Late summer food

That would be pesto — because basil (Ocimum basilicum) is exquisitely frost-tender, so needs to be harvested before the first frost and put to use immediately. In Columbus OH that meant turning gigantic piles of headily fragrant basil leaves into containers of pesto for the freezer.

In tune with the seasons, the bon appétit magazine site for the August 2018 issue offers a recipe for “BA’s Best Pesto”:


(Photos by Alex Lau for the magazine.)

Background on this blog: in my 11/18/11 posting “The Food issue [of The New Yorker], with pesto”, with some history of pesto and etymology for pesto.

On to bon appétit:

Makes about 1½ cups

The key for this classic pesto recipe is to add the basil at the very end instead of blending everything all at once. That way the basil doesn’t get bruised or lose its flavor and maintains its vibrant green color.

Ingredients: ½ cup pine nuts [aka pignolias]; 3 oz. Parmesan [or similar grating cheese], finely grated (about ¾ cup) [grate fresh Parmesan right before the rest of the procedure]; 2 garlic cloves, finely grated; 6 cups basil leaves (about 3 bunches); ¾ cup extra-virgin olive oil; 1 tsp. kosher salt

Recipe preparation: Preheat oven to 350°. Toast pine nuts on a rimmed baking sheet, tossing once halfway through, until golden brown, 5–7 minutes. Transfer to a food processor and let cool. [The magazine swears that this bit of roasting provides a much nuttier flavor. Not a step I’ve used before, but I might try it.] Add cheese and garlic and pulse until finely ground, about 1 minute. Add basil and place the top back on. With the motor running, add oil in a slow and steady stream until pesto is mostly smooth, with just a few flecks of green, about 1 minute. Season with salt.

Do Ahead: Pesto can be made 1 day ahead. Top with ½” oil to prevent browning. Cover with plastic wrap, pressing directly onto surface, and chill. [It can also be frozen, in which case it’s better to leave the grated cheese out and mix it in when the frozen pesto is thawed.]

Cooks’ Note: If you want to use this with pasta [pesto has many uses as a sauce or topping for other purposes], cook 12 oz. dried pasta (we prefer long pasta for pesto) in a large pot of boiling salted water, stirring occasionally, until al dente. Drain, reserving ½ cup pasta cooking liquid.

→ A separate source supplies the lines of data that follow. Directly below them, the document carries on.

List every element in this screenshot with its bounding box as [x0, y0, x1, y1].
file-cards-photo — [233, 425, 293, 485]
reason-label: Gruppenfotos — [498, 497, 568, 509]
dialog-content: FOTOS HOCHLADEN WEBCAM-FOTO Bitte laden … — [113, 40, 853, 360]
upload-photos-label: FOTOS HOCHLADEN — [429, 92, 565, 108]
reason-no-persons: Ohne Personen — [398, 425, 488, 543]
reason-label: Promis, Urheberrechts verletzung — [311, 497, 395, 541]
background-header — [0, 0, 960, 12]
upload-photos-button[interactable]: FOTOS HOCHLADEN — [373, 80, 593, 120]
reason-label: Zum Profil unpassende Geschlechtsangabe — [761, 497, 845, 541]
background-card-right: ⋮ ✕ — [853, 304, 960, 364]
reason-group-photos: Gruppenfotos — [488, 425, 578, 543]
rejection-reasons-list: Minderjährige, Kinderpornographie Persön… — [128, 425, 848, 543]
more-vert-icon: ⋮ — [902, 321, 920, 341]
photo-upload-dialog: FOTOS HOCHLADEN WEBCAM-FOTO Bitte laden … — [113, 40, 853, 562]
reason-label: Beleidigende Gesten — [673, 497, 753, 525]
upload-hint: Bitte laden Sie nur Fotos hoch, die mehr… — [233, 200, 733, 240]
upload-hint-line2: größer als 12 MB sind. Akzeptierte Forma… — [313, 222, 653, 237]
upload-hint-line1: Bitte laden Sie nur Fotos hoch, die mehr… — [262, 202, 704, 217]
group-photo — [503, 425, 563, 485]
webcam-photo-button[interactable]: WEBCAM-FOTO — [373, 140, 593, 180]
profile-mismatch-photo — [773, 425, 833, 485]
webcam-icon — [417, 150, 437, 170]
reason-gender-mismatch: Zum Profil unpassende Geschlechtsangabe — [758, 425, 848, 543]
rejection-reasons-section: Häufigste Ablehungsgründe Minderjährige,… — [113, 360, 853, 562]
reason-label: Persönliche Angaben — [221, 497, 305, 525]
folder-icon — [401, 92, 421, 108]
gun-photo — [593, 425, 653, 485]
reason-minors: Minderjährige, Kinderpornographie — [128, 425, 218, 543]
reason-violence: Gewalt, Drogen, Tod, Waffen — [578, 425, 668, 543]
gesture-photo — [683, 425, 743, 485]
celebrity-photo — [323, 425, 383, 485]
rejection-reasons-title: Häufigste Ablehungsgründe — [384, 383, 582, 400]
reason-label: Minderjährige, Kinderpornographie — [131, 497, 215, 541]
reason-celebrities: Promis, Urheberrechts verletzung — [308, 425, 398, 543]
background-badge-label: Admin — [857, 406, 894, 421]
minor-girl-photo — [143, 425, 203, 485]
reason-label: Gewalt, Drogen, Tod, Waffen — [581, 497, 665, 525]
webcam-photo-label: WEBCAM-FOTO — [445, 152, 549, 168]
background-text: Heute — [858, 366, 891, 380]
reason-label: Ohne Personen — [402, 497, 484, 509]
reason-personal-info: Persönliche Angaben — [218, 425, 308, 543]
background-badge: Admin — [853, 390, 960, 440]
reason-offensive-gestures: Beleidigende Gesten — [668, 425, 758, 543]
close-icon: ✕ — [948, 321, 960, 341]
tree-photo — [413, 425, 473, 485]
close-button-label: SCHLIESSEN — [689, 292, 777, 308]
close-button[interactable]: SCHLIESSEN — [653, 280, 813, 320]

Place pesto and 2 Tbsp. unsalted butter, cut into pieces, in a large bowl. Add pasta and ¼ cup pasta cooking liquid. Using tongs, toss vigorously, adding more pasta cooking liquid if needed, until pasta is glossy and well coated with sauce. Season with salt. [Many people forgo this rich, smooth finish and just use the pesto straight on pasta.]

Divide pasta among bowls. Top with finely grated Parmesan.


I’m especially fond of pesto on rotini.

One Response to “Late summer food”

  1. arnold zwicky Says:

    This is pesto (alla) Genovese / genovese. Alternative versions of pesto use a different green — flat (Italian) parsley substituted for some or all of the basil, or cilantro, or baby spinach — or a different nut — ground almonds instead of pine nuts (they’re smoother and subtler), or walnuts, or pecans. Some of these combinations (in particular, flat parsley and ground walnuts) are very nice on their own and shouldn’t be treated as mere approximations to “real” pesto.